Who Gets Sick When The U.S. Sneezes?
With the U.S. economy decidedly late cycle and the bull market looking to some, at least, a bit long in the tooth, international investment opportunities seem increasingly attractive. Valuations, on a relative basis, are closer to “fair” (average) than in the U.S., and earnings expectations are both looking up and not yet near prior peaks. Furthermore, a falling dollar should amplify international returns for USD-denominated portfolios.
That said, some investors remain hesitant to embrace overseas equities, with some citing concerns that an end to the U.S. cycle could spell an end to cycles elsewhere, too. But is this a valid concern? Or, to borrow an old expression: when the U.S. sneezes, does the rest of the world catch a cold?
As the world’s largest economy by a factor of nearly two, it would seem at first blush that trouble in the U.S. spells trouble for everyone. But perhaps surprisingly, history tells us a slightly different story. Looking at the OECD’s leading indicators survey, it appears that when the U.S. economy reaches a turning point – that is, a peak in economic growth with a subsequent slowdown – the rest of the world only meaningfully decelerates if the deceleration is extremely severe.
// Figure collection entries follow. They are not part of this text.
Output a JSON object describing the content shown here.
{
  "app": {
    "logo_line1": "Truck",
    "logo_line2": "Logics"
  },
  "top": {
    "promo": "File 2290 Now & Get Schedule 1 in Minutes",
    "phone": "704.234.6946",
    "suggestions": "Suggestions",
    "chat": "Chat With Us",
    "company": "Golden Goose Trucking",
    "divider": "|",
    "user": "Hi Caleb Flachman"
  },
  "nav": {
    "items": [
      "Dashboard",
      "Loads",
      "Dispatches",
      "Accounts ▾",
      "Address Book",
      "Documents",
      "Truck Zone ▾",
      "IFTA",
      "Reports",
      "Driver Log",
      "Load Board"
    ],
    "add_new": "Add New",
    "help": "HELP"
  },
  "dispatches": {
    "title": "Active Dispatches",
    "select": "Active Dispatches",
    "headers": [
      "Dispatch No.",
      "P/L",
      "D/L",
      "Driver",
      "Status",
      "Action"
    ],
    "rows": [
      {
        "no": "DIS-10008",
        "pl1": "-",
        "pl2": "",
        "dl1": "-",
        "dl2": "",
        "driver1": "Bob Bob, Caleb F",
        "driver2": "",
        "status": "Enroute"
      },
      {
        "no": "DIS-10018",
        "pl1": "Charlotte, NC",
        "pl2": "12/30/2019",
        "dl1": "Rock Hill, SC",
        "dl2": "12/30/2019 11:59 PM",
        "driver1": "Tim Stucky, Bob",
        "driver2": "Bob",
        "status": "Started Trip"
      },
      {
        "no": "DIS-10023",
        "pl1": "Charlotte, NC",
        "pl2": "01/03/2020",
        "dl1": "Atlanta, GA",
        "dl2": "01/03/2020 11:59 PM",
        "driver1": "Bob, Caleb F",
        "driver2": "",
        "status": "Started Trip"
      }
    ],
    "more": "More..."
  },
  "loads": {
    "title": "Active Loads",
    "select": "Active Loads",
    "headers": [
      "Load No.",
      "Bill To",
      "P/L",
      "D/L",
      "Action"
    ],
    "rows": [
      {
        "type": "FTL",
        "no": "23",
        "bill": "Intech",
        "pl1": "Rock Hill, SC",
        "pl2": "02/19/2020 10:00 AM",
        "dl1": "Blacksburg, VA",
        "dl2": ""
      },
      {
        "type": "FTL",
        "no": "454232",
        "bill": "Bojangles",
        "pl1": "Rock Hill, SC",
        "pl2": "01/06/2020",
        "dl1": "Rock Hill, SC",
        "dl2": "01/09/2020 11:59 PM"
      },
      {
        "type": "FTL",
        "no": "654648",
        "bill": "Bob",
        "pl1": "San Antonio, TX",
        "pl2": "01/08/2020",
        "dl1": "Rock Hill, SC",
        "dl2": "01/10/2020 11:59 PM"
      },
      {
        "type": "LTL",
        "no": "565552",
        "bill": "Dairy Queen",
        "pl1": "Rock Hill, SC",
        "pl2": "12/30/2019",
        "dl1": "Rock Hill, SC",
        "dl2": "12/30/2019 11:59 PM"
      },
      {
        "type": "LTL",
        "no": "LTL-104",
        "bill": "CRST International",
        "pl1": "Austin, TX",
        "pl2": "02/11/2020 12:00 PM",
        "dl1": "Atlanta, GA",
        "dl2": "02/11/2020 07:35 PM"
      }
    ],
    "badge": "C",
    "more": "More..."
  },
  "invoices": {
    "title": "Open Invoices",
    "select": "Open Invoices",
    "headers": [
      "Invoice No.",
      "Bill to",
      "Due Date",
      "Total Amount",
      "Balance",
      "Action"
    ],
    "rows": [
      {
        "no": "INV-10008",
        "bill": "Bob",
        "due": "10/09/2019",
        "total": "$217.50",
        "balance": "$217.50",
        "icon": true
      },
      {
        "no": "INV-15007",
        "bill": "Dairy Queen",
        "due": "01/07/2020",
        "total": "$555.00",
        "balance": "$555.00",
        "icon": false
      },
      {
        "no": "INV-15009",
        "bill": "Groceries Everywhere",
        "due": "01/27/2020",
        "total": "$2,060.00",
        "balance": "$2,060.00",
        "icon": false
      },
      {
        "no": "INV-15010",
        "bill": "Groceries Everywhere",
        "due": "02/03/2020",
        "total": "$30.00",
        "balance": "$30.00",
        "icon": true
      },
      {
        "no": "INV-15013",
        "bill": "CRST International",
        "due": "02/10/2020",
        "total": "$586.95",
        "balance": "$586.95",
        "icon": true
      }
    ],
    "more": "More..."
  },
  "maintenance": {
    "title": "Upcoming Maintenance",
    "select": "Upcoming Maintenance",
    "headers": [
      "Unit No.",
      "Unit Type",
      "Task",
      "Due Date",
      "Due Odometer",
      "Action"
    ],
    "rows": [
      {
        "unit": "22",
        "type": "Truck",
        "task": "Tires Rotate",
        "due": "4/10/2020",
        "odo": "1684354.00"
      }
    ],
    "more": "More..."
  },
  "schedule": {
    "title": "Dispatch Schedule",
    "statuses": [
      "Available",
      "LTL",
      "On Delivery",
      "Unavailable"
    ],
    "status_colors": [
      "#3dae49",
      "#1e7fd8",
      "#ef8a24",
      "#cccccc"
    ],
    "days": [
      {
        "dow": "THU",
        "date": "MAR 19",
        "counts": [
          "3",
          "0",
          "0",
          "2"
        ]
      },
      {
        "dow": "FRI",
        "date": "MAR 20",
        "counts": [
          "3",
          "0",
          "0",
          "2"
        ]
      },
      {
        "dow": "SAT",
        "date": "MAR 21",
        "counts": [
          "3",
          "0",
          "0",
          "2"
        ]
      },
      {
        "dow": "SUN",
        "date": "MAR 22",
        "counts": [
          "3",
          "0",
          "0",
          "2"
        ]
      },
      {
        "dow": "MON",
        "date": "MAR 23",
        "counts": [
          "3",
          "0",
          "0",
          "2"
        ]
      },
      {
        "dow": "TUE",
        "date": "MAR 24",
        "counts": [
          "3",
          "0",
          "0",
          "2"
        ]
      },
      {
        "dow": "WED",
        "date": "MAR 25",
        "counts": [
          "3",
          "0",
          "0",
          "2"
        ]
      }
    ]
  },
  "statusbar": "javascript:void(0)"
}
During the global financial crisis, for example, 82% of tracked non-U.S. countries (OECD members plus six large non-member economies) similarly peaked within 12 months of the U.S. But on average, this number is under 40% for the 11 U.S. turning points over the last 50 years, and whether or not the downturn leads to recession doesn’t have a material impact on contagion: of the six recessions analyzed, only half resulted in more than 50% of tracked countries peaking.
More often than not, when the U.S. sneezes, the rest of the world feels fine.